Blair et al. (1998) updated a cohort mortality study reported by Spirtas et al. (1991) on 14 457 workers who had been employed as civilians for at least one year during the interval 1952 to 1956 in an aircraft maintenance facility located in Utah (United States). The study methods are described in the monograph on dichloromethane (see this volume). About 13% of the cohort were deemed to be exposed to toluene (Stewart et al., 1991). Using Poisson regression analysis, rate ratios were estimated for each of three types of cancer, multiple myeloma, non-Hodgkin lymphoma and breast cancer. Among toluene-exposed workers, there was an indication of an excess of multiple myeloma among women (RR, 5.0; 95% CI, 1.1-23.1; n = 4) but not among men (RR, 0.9; 95% CI, 0.2-4.8; n = 2). There was no meaningful excess risk of non-Hodgkin lymphoma among men (RR, 1.0; 95% CI, 0.1-4.2; n = 3) or among women (RR, 2.2; 95% CI, 0.4-13.1; n = 2). There was a slight excess of breast cancer (RR, 2.0; 95% CI, 0.9-4.2; n = 10). [The Working Group noted that the numbers on which these associations were based were very small and that workers typically had multiple exposures.]
Walker et al. (1993) conducted a cohort mortality study among 7814 shoe-manufacturing workers (2529 males and 5285 females) from two plants in Ohio (United States) that have been in operation since the 1930s.
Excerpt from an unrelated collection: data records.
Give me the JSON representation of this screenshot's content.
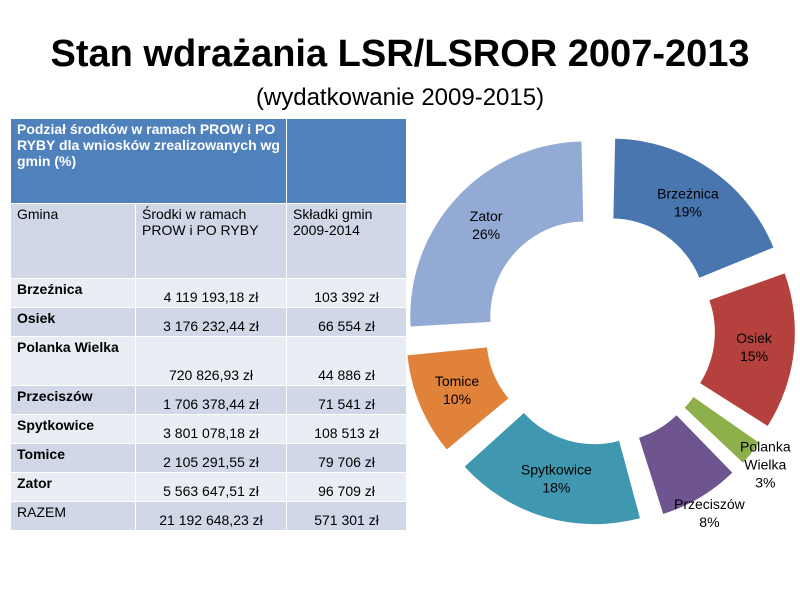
{
  "title": "Stan wdrażania LSR/LSROR 2007-2013",
  "subtitle": "(wydatkowanie 2009-2015)",
  "table": {
    "header": "Podział środków w ramach PROW i PO RYBY dla wniosków zrealizowanych wg gmin (%)",
    "columns": [
      "Gmina",
      "Środki w ramach PROW i PO RYBY",
      "Składki gmin 2009-2014"
    ],
    "rows": [
      {
        "gmina": "Brzeźnica",
        "srodki": "4 119 193,18 zł",
        "skladki": "103 392 zł"
      },
      {
        "gmina": "Osiek",
        "srodki": "3 176 232,44 zł",
        "skladki": "66 554 zł"
      },
      {
        "gmina": "Polanka Wielka",
        "srodki": "720 826,93 zł",
        "skladki": "44 886 zł"
      },
      {
        "gmina": "Przeciszów",
        "srodki": "1 706 378,44 zł",
        "skladki": "71 541 zł"
      },
      {
        "gmina": "Spytkowice",
        "srodki": "3 801 078,18 zł",
        "skladki": "108 513 zł"
      },
      {
        "gmina": "Tomice",
        "srodki": "2 105 291,55 zł",
        "skladki": "79 706 zł"
      },
      {
        "gmina": "Zator",
        "srodki": "5 563 647,51 zł",
        "skladki": "96 709 zł"
      }
    ],
    "total": {
      "gmina": "RAZEM",
      "srodki": "21 192 648,23 zł",
      "skladki": "571 301 zł"
    }
  },
  "chart_data": {
    "type": "pie",
    "title": "",
    "slices": [
      {
        "label": "Brzeźnica",
        "value": 19,
        "value_label": "19%",
        "color": "#4a76b0"
      },
      {
        "label": "Osiek",
        "value": 15,
        "value_label": "15%",
        "color": "#b5413e"
      },
      {
        "label": "Polanka Wielka",
        "value": 3,
        "value_label": "3%",
        "color": "#8db04a"
      },
      {
        "label": "Przeciszów",
        "value": 8,
        "value_label": "8%",
        "color": "#6e558f"
      },
      {
        "label": "Spytkowice",
        "value": 18,
        "value_label": "18%",
        "color": "#3f97b0"
      },
      {
        "label": "Tomice",
        "value": 10,
        "value_label": "10%",
        "color": "#e0823a"
      },
      {
        "label": "Zator",
        "value": 26,
        "value_label": "26%",
        "color": "#93aad4"
      }
    ]
  }
}
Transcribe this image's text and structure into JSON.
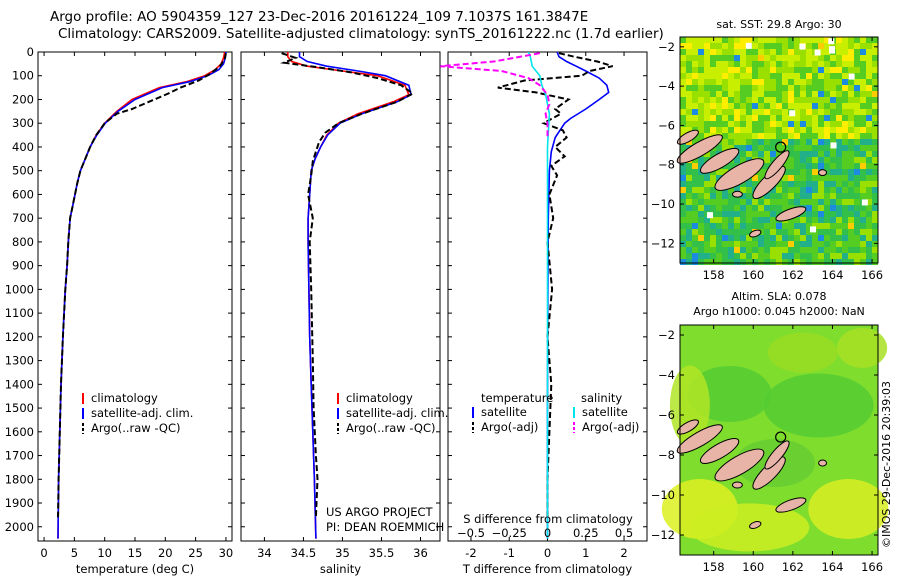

The workers, men and women, were potentially exposed to solvents and solvent-based adhesives. It was thought that toluene may have been a predominant exposure, but a hygiene survey in 1977-79 showed that, in addition to toluene (10 measurements ranged from 10 ppm to 72 ppm [38-270 mg/m3]), there were also 2-butanone (methyl ethyl ketone), acetone, hexane and several other solvents in concentrations as high as or higher than that of toluene. It is not clear whether these substances were present in earlier years. Benzene (IARC, 1987) may have been present as an impurity of toluene. Mortality follow-up was from 1940 to 1982. Relative risk estimates (SMRs) for white workers were derived by comparison with the general population of the United States. Among men, the SMR for all causes of death combined was close to 1.0, as was the SMR for all cancers combined. This cohort had no excess of lymphatic and haematopoietic cancer as a whole (SMR; 0.9; 95% CI, 0.6-1.3; n = 29) nor for any subtype. There were excess risks of lung cancer among men (SMR, 1.6; 95% CI, 1.2-2.0; n = 68) and among women (SMR, 1.3; 95% CI, 0.9-1.9; n = 31). Relative risk of lung cancer did not increase with increasing duration of employment. Mortality from chronic non-malignant respiratory disease was significantly elevated among men (SMR, 1.6; 95% CI, 1.1-2.2) but was less than expected among women (SMR, 0.8; 95% CI, 0.4-1.3), a finding suggesting a possible contribution of smoking to the male mortality from respiratory cancer. Adjustment for the potential effects of smoking by Axelson’s (1978) method reduced the relative risk estimate for lung cancer to 1.4 (95% CI, 1.1-1.8). There were slight excess risks for colon cancer among men (SMR, 1.3; 95% CI, 0.8-2.1; n = 18) and among women (SMR, 1.2; 95% CI, 0.8-1.8; n = 28). Other cancers showed no excess risk. [The Working Group noted that there was sparse information on what substances were historically present in this workplace. The procedure for adjustment of smoking is imperfect and could leave a confounded estimate.]